Schleifer John William, Shen Win-Kuang
Mayo Clinic Arizona, Division of Cardiovascular Diseases , 5777 East Mayo Boulevard, Phoenix, AZ 85054 , USA.
Expert Opin Pharmacother. 2015 Mar;16(4):501-13. doi: 10.1517/14656566.2015.996129. Epub 2014 Dec 23.
Syncope is an abrupt loss of consciousness in response to reduced perfusion to the brain. Neurocardiogenic or vasovagal syncope results from a complex neurologic reflex, and treatments to prevent recurrence attempt to modulate aspects of that reflex.

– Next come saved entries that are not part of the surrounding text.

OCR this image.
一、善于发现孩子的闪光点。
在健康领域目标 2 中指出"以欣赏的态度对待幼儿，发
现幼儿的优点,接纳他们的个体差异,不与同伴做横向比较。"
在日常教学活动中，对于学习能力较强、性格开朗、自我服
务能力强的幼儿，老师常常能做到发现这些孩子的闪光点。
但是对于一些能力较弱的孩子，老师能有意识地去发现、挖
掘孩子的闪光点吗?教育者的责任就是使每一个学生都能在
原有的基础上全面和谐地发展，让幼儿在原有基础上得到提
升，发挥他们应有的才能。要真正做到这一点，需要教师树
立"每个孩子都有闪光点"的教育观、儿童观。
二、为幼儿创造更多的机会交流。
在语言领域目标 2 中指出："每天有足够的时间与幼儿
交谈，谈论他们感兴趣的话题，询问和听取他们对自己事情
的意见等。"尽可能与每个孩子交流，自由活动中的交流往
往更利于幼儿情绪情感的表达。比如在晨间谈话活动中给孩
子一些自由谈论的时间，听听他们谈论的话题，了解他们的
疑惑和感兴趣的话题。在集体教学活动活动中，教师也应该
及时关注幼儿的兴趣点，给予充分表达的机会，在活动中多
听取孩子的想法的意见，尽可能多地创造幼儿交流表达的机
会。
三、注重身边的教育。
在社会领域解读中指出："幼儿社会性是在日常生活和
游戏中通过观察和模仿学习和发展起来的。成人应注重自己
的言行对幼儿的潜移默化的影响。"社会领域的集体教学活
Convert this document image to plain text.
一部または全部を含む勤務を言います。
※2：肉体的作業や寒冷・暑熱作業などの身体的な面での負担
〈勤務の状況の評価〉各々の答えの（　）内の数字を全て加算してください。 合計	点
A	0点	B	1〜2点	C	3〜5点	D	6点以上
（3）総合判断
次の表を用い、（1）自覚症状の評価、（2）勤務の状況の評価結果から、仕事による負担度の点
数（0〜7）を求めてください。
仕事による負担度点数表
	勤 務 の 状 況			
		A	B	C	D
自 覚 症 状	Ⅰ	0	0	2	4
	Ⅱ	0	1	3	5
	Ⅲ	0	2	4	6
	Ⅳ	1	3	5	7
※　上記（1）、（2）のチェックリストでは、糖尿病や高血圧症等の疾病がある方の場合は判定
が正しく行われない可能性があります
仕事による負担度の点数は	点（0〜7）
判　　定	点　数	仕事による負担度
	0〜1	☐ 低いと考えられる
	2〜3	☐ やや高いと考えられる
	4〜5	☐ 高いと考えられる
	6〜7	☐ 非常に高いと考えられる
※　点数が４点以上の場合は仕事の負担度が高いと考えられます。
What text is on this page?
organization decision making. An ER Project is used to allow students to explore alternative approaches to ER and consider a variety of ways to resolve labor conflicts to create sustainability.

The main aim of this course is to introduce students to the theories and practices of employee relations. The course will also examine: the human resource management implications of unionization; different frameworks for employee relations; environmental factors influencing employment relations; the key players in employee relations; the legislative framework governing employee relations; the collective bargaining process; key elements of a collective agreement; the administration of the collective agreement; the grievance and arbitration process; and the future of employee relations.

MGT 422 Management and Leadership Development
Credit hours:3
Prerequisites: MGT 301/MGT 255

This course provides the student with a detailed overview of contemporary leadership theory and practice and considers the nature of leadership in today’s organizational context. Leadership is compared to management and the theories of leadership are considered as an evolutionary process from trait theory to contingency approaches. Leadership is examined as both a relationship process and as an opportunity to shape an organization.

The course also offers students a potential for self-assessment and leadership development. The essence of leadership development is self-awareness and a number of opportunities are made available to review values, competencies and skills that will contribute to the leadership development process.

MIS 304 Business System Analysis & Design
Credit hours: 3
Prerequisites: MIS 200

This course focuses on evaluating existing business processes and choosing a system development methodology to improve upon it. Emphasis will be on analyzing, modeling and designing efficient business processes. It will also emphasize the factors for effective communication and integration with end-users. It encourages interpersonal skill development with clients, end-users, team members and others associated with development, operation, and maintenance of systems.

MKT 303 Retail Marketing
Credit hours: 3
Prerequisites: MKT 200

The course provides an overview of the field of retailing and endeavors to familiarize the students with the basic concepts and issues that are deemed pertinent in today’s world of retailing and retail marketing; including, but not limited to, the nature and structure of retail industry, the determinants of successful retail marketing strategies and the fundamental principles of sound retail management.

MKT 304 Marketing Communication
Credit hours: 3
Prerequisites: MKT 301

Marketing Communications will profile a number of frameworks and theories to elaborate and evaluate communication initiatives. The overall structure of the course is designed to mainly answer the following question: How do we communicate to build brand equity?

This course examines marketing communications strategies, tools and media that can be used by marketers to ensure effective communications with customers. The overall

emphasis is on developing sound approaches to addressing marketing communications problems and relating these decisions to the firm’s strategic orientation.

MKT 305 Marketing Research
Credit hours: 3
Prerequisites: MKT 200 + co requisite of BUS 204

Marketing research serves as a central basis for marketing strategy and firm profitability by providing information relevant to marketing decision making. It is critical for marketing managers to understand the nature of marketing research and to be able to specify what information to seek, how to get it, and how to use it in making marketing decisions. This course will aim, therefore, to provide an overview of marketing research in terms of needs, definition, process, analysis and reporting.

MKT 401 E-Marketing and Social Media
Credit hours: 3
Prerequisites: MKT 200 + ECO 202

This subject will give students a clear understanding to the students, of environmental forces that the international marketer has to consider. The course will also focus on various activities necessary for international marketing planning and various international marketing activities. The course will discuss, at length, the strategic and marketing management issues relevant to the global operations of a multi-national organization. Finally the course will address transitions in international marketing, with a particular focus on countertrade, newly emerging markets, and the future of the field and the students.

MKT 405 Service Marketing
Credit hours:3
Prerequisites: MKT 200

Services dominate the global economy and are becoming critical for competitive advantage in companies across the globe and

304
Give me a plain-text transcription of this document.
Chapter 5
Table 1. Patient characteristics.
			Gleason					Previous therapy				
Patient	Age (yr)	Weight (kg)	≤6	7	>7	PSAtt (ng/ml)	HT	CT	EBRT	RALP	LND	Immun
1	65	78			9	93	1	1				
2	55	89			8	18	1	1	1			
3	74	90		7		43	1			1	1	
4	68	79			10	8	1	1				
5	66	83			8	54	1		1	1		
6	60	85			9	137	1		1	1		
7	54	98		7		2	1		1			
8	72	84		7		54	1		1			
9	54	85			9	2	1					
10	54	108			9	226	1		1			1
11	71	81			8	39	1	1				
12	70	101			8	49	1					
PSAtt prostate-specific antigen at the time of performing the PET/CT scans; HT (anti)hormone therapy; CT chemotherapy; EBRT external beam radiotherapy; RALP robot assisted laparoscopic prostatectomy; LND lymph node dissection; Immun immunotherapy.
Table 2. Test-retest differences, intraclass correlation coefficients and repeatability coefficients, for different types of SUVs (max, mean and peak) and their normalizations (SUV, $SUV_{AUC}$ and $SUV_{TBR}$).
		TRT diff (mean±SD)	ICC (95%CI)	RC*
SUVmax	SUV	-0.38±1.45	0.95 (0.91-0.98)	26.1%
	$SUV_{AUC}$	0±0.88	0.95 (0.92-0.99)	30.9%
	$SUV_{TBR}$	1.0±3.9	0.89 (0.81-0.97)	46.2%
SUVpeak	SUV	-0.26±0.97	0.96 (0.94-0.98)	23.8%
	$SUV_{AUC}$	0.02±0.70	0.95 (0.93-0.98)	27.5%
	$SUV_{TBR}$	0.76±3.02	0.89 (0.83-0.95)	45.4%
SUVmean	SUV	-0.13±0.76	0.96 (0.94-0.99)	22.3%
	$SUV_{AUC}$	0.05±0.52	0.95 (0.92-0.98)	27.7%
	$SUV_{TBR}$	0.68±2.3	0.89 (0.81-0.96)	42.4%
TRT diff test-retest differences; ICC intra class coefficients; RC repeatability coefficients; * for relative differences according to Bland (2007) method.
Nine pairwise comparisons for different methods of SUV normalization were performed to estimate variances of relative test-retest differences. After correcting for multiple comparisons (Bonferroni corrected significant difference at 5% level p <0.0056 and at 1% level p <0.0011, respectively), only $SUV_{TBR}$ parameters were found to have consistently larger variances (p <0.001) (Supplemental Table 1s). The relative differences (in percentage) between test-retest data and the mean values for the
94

Pharmacologic treatments for vasovagal syncope address the syncope reflex in multiple ways. Fludrocortisone and sodium chloride increase systemic fluid volume. Midodrine, β blockers and norepinephrine transport inhibitors modulate the sympathetic nervous system. Other treatments for syncope modulate other neurotransmitters or affect heart rate. The most recent trials evaluating established and novel therapies are reviewed.
To reduce recurrence of vasovagal syncope, conservative measures are first line. If these fail to prevent recurrence, the most promising medical therapy includes midodrine. Randomized placebo-controlled data evaluating fludrocortisone, midodrine and β blockers in older patients are awaited. Because of the significance of the placebo effect in this condition, any treatment must be evaluated in a randomized double-blind placebo-controlled trial before being accepted as effective.
晕厥是因大脑灌注减少而突然发生的意识丧失。神经心源性或血管迷走性晕厥由复杂的神经反射引起,预防复发的治疗旨在调节该反射的各个方面。
血管迷走性晕厥的药物治疗通过多种方式作用于晕厥反射。氟氢可的松和氯化钠可增加全身血容量。米多君、β受体阻滞剂和去甲肾上腺素转运抑制剂可调节交感神经系统。晕厥的其他治疗方法可调节其他神经递质或影响心率。本文综述了评估现有疗法和新疗法的最新试验。
为减少血管迷走性晕厥的复发,保守措施是一线治疗方法。如果这些措施未能预防复发,最有前景的药物治疗包括米多君。期待有评估老年患者使用氟氢可的松、米多君和β受体阻滞剂的随机安慰剂对照数据。由于安慰剂效应在这种疾病中的重要性,任何治疗在被认为有效之前都必须在随机双盲安慰剂对照试验中进行评估。